The Sphere in Las Vegas, the world’s largest spherical structure and video screen, hosted its first-ever show last Friday featuring U2. This venue is a giant orb covered inside and out with more than half a million square feet of programmable video screens that are said to be the highest resolution in the world.
Capable of seating 18,000 people, the arena cost $2.3 billion to build. This weekend, U2 became the first production to ever perform in the establishment. The show involved digital collages jumbling together images such as showgirls and neon and even images of Elvis.
“What a fancy pad,” Bono said not long into Friday’s two-hour concert. “Look at all this stuff. Elvis has definitely not left this building.”
U2’s residency at the venue is scheduled to run for 25 dates through mid-December. The show is constructed around the band’s 1991 album, “Achtung Baby,” which they played in full, but split into two halves and outside of the original order. This was a follow-up to their pre-pandemic 30th anniversary stadium tour in 2017 and 2019 which focused on their previous album “The Joshua Tree”.
As U2’s performance history has consisted of screens both as a backdrop and structure through which the audience experiences the imagery and music, this experimental venue seemed to be tailor-made for the band’s performance style. There was a section overseen by masters of cinematic illusion, Industrial Light and Magic.
The show also featured installations by video artists. Marco Brambilla and John Gerrard and a specially commissioned piece by Devlin. The sound system was built by German AV specialist Holoplot (who also worked on David Hockney’s Lightroom installation in London), the system consists of a vast matrix of speakers – 167,000 in total – seamlessly integrated behind the screen.
A look inside the immersive MSG Sphere arena in Las Vegas, which opened with a U2 concert.
The 18K resolution wraparound LED screen measuring 160,000 sq ft (15,000 m²) with 166,000 speakers. The largest and highest-resolution LED screen in the worldpic.twitter.com/sHid0DEuZu
— Massimo (@Rainmaker1973) September 30, 2023
Audiences at the show saw a stunning sequence of cascading numbers and letters that appeared to visually turn the sphere into a smaller box. There was a sequence that showed a photo-realistic Las Vegas landscape that tricked the senses into believing you could see the outside of the sphere. Bono also had a sequence where he pushed a fan on a real rope swing that was attached to a realistically illustrated balloon.

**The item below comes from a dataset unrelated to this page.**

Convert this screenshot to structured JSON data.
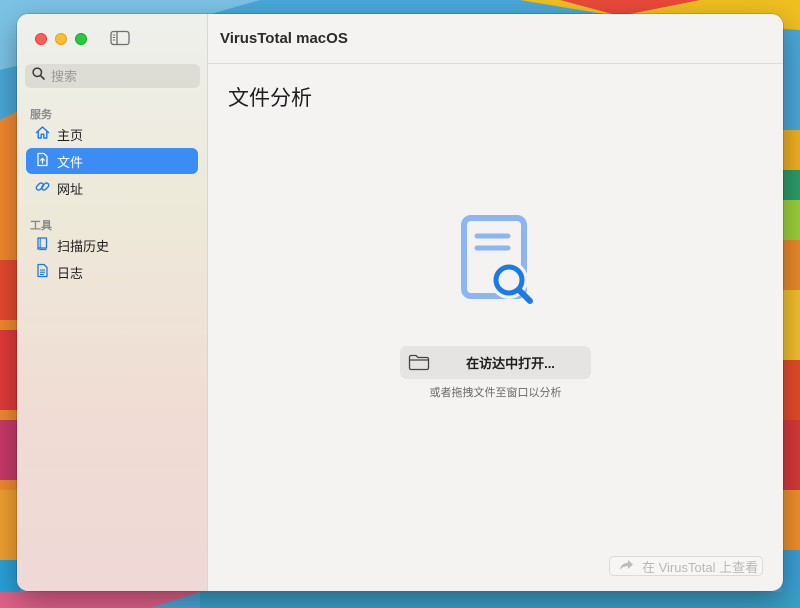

James Dolan, Madison Square Garden and Sphere owner, is proud of the intense photorealism of Sphere’s wrap-around big screen. “When you look up and you look at the blue sky on that screen, it looks just like the blue sky if you stuck your head out your window now. It is difficult to tell the difference.” He says he took inspiration for the design from a science-fiction short story by Ray Bradbury, called “The Veldt,” about a children’s nursery with immersive screens on the walls.
Variety also spoke with some of the key players in the development of Sphere and bringing U2 into it, including Dolan, Williams, Live Nation’s Arthur Fogel, and Irving Azoff. The latter uber-manager has been a crucial bridge between some of these parties, being a longtime pal of Dolan’s who consulted on the Sphere project for years before he took on the venue’s first musical tenant, U2, as a management client in 2022.

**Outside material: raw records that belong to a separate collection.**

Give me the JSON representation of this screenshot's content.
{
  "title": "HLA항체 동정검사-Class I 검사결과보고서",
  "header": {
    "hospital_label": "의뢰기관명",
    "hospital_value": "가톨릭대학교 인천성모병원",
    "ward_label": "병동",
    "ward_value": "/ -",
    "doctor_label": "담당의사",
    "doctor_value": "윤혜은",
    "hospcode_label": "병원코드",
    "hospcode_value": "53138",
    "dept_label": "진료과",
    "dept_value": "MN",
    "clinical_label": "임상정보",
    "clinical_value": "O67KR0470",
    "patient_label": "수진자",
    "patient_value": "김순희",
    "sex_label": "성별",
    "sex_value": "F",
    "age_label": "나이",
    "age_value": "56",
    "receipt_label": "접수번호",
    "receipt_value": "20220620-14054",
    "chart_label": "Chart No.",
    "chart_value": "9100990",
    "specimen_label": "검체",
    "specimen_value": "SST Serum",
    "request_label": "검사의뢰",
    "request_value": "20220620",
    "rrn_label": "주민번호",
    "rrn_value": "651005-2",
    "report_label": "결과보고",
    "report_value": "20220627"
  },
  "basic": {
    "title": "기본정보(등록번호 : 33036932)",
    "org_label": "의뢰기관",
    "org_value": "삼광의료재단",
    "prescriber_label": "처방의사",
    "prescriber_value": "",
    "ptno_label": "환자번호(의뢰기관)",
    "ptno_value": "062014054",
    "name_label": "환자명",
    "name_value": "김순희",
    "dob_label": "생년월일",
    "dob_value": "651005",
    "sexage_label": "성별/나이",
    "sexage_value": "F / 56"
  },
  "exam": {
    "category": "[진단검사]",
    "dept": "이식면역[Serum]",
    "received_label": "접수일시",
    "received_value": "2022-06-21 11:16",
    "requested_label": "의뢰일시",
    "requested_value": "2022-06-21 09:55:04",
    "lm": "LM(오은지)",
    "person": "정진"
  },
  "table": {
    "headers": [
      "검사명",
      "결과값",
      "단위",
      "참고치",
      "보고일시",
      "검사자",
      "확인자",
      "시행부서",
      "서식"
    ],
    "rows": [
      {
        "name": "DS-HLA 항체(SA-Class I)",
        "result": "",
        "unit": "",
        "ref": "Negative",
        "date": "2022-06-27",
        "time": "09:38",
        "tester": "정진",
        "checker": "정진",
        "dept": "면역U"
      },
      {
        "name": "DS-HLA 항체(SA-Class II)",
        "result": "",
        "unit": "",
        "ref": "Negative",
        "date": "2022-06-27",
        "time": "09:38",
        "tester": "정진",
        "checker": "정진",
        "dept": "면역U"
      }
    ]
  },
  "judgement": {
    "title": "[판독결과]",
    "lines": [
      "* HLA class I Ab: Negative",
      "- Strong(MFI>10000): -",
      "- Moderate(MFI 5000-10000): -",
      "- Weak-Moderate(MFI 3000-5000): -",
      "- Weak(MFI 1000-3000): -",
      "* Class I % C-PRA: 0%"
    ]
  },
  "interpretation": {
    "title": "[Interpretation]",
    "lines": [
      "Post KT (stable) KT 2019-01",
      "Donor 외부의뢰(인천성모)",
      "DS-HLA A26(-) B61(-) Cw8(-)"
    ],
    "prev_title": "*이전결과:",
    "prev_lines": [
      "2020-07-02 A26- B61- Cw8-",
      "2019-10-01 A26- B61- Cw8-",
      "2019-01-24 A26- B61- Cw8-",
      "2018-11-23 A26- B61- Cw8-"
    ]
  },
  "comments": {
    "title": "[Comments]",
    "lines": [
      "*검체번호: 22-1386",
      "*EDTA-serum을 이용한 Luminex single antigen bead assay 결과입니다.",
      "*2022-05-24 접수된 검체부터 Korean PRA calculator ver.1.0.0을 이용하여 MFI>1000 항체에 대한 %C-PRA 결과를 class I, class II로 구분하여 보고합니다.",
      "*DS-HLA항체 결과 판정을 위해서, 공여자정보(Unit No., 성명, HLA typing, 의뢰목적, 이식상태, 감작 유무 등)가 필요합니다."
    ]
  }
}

“I was involved in helping secure the land where [Dolan] decided to build this,” says Azoff. “So I’ve been around it since the very earliest stages. You know, a lot of people have great ideas, but it’s a combination of great ideas and executing them. I just watched this through many, many years and through the ebbs and flows of the pandemic and what it did to delivery, because these are one-of-a-kind technological parts that he needed to make this happen.”
After learning early in the design process that domes are typically terrible for audio, Dolan says the team more than solved that with thousands of small speakers — everywhere from behind the LED panels on the screen to within individual seats — that overcompensated for the problem. “The beamforming sound technology not only cures all that, but creates studio-quality sound for every seat in the house. I will tell you artists that come in there and play the venue are going to be very spoiled, because, I’ve never heard anything like it, in any venue, and I’ve been to a lot of venues —distortion-free, crystal-clear sound without any bounce, etcetera. I was listening to U2 the other day and it’s like they’re playing for you in your living room.”
“What we have enjoyed about the Sphere venue is that actually it’s very small,” says Willie Williams, U2’s Stage Designer for the past 35 years. “Even though it has this gigantically huge roof, It’s 18,000 — it’s not a stadium. And certainly for the band standing on stage, the audience feels incredibly close. It feels like a theater stage, actually. And having just done the ‘Surrender’ show with Bono, you definitely feel something similar in the language. Because it’s people standing on a stage, facing in one direction, playing to an audience, or looking back at them.”